Some of the best business interactions I have each week are on the back channel with the gang over at Fistful of Talent. It usually starts with one of our tribe asking the rest of us a question, and quickly spirals out of control. Almost every time someone will say “this email string should be a blog post”. Almost 100% it’s not, because the snark level is Defcon 1! The concept of “Pity Hire” came from one of these recent interactions and I’ll give credit to the brilliant Paul Hebert (original FOT member and if you need an expert on rewards and recognition, and almost anything else, he’s your dude!).

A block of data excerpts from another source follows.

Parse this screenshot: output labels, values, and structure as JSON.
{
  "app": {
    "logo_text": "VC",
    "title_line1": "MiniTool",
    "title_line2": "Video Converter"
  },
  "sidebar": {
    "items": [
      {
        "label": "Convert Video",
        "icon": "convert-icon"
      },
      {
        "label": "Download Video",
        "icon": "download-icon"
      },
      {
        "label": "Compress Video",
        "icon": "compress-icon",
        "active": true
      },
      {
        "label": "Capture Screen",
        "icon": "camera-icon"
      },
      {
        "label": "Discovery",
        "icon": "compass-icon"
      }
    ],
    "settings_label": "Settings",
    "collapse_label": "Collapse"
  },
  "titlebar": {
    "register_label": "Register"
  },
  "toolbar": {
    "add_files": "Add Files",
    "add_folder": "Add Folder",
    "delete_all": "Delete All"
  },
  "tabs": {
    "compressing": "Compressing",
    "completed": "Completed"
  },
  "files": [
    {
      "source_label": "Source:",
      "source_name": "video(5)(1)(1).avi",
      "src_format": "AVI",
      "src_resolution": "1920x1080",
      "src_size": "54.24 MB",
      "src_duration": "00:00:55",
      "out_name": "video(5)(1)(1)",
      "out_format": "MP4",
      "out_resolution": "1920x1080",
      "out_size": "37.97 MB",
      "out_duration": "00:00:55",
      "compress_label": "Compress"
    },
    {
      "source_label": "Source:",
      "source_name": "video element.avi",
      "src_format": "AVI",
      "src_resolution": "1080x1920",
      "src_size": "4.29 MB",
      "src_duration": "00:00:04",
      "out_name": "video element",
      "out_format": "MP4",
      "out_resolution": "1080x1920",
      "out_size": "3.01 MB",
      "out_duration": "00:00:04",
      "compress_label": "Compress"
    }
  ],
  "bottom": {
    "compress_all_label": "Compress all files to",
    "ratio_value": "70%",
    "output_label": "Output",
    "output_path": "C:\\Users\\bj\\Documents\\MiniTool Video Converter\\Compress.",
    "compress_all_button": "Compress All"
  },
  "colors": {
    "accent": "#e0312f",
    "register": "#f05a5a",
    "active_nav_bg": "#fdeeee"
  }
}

The conversation actually started around “hiring pretty“, which I’m a huge fan of and have written about it several times. It’s my belief that over hundreds of years, genetics has and will continue to build better hires. Hires that are more attractive, taller, etc. It’s just simple science and human behavior interacting. I won’t go into detail here, you can read my previous post to get the background. Let’s just say smart powerful rich men, get pick of women. They have kids. Better healthcare, nutrition, family wealth, access and education, lead to the cycle starting all over again. Eventually, pretty people are not just pretty, they are also smarter. Looks at our business and political leaders for the most part – usually pretty people.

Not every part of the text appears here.